И красивое лицо её сразу подурнело проступившей на нём ненавистью.
Это было мимолётное выражение однако; оно очень быстро заменилось печалью, когда она увидала выходившего от больного камердинера.
– Что с барином, Яков, хуже?
– Нет-с, Бог миловал. Приказали подать к себе ближе шкатулку, и отворить её велели Эдуарду Викентьевичу. Какую-то телеграмму ещё писать желают.
– Ну, слава Богу, что не хуже… Яков! Я тоже сейчас посылаю на телеграфную станцию своего курьера, можете ему отдать и телеграмму генерала…
– Слушаю-с.
– Да вот ещё что: я ложиться не буду, – чуть что с барином, Бога ради, сейчас ко мне в дверь постучитесь, Яков!.. Я вас прошу – в ту же минуту скажите мне!.. Вот вам, Яков, возьмите… Вы даже похудели от трудов за болезнь барина.

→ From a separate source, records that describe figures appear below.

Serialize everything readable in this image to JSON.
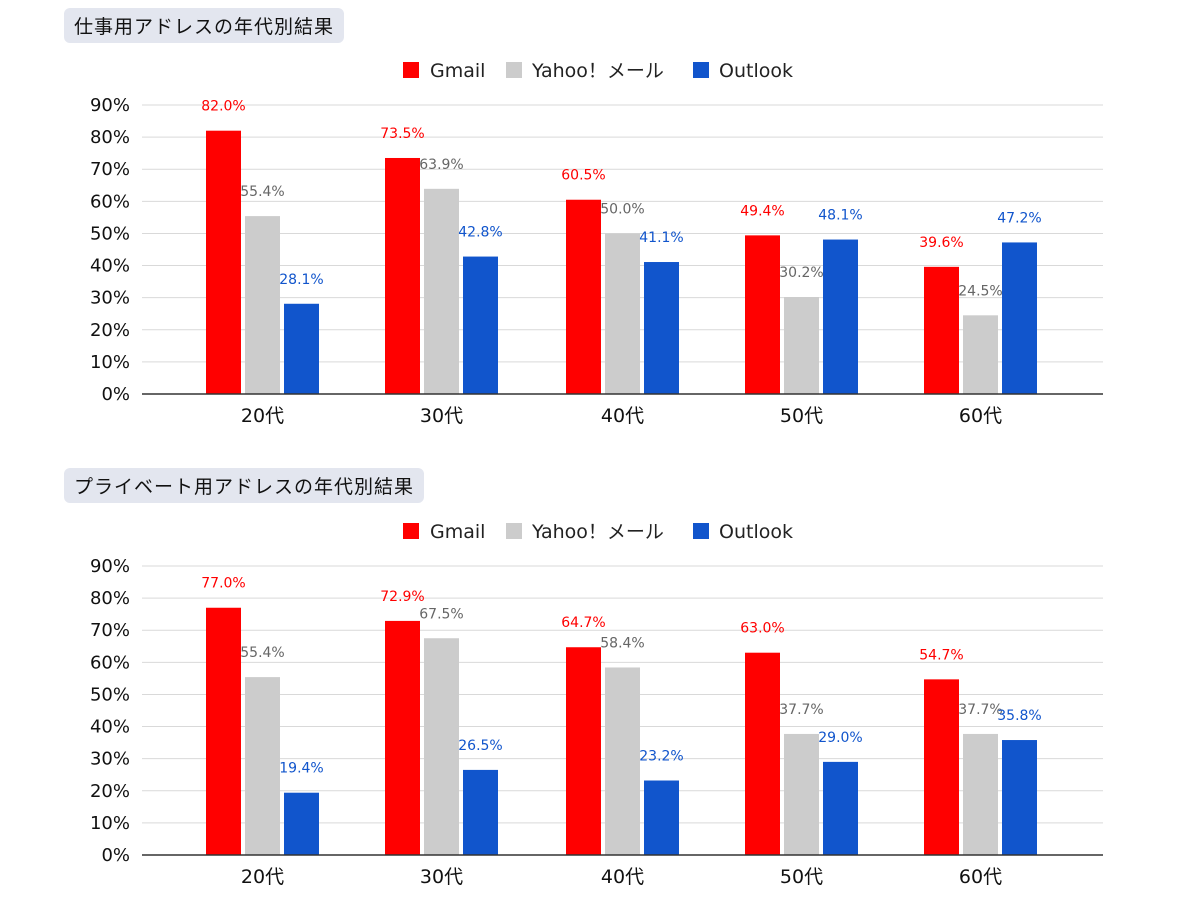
{
  "charts": [
    {
      "title": "仕事用アドレスの年代別結果"
    },
    {
      "title": "プライベート用アドレスの年代別結果"
    }
  ],
  "legend": [
    "Gmail",
    "Yahoo！メール",
    "Outlook"
  ],
  "colors": {
    "gmail": "#ff0000",
    "yahoo": "#cccccc",
    "outlook": "#1155cc",
    "yahoo_label": "#666666",
    "gridline": "#d9d9d9",
    "axis": "#333333"
  },
  "chart_data": [
    {
      "type": "bar",
      "title": "仕事用アドレスの年代別結果",
      "categories": [
        "20代",
        "30代",
        "40代",
        "50代",
        "60代"
      ],
      "series": [
        {
          "name": "Gmail",
          "values": [
            82.0,
            73.5,
            60.5,
            49.4,
            39.6
          ],
          "labels": [
            "82.0%",
            "73.5%",
            "60.5%",
            "49.4%",
            "39.6%"
          ]
        },
        {
          "name": "Yahoo！メール",
          "values": [
            55.4,
            63.9,
            50.0,
            30.2,
            24.5
          ],
          "labels": [
            "55.4%",
            "63.9%",
            "50.0%",
            "30.2%",
            "24.5%"
          ]
        },
        {
          "name": "Outlook",
          "values": [
            28.1,
            42.8,
            41.1,
            48.1,
            47.2
          ],
          "labels": [
            "28.1%",
            "42.8%",
            "41.1%",
            "48.1%",
            "47.2%"
          ]
        }
      ],
      "ylim": [
        0,
        90
      ],
      "yticks": [
        "0%",
        "10%",
        "20%",
        "30%",
        "40%",
        "50%",
        "60%",
        "70%",
        "80%",
        "90%"
      ],
      "xlabel": "",
      "ylabel": "",
      "legend_position": "top-center",
      "grid": true
    },
    {
      "type": "bar",
      "title": "プライベート用アドレスの年代別結果",
      "categories": [
        "20代",
        "30代",
        "40代",
        "50代",
        "60代"
      ],
      "series": [
        {
          "name": "Gmail",
          "values": [
            77.0,
            72.9,
            64.7,
            63.0,
            54.7
          ],
          "labels": [
            "77.0%",
            "72.9%",
            "64.7%",
            "63.0%",
            "54.7%"
          ]
        },
        {
          "name": "Yahoo！メール",
          "values": [
            55.4,
            67.5,
            58.4,
            37.7,
            37.7
          ],
          "labels": [
            "55.4%",
            "67.5%",
            "58.4%",
            "37.7%",
            "37.7%"
          ]
        },
        {
          "name": "Outlook",
          "values": [
            19.4,
            26.5,
            23.2,
            29.0,
            35.8
          ],
          "labels": [
            "19.4%",
            "26.5%",
            "23.2%",
            "29.0%",
            "35.8%"
          ]
        }
      ],
      "ylim": [
        0,
        90
      ],
      "yticks": [
        "0%",
        "10%",
        "20%",
        "30%",
        "40%",
        "50%",
        "60%",
        "70%",
        "80%",
        "90%"
      ],
      "xlabel": "",
      "ylabel": "",
      "legend_position": "top-center",
      "grid": true
    }
  ]
}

– Покорнейше благодарю, ваше превосходительство. Мы трудов своих жалеть не должны! – объяснил лакей, пряча крупную ассигнацию.
III
Против ожидания ночь прошла довольно спокойно. Волнения и усталость взяли своё: Ольга Всеславовна, как ни крепилась, к утру крепко заснула; а когда проснулась, то перепугалась тому, что позднее солнце ярко светило в окна.
Горничная, ловкая немка из Вены, пять лет не покидавшая этой сподручной ей барыни, успокоила её тем, что барину лучше; что он ещё почивает, почти всю ночь не спав…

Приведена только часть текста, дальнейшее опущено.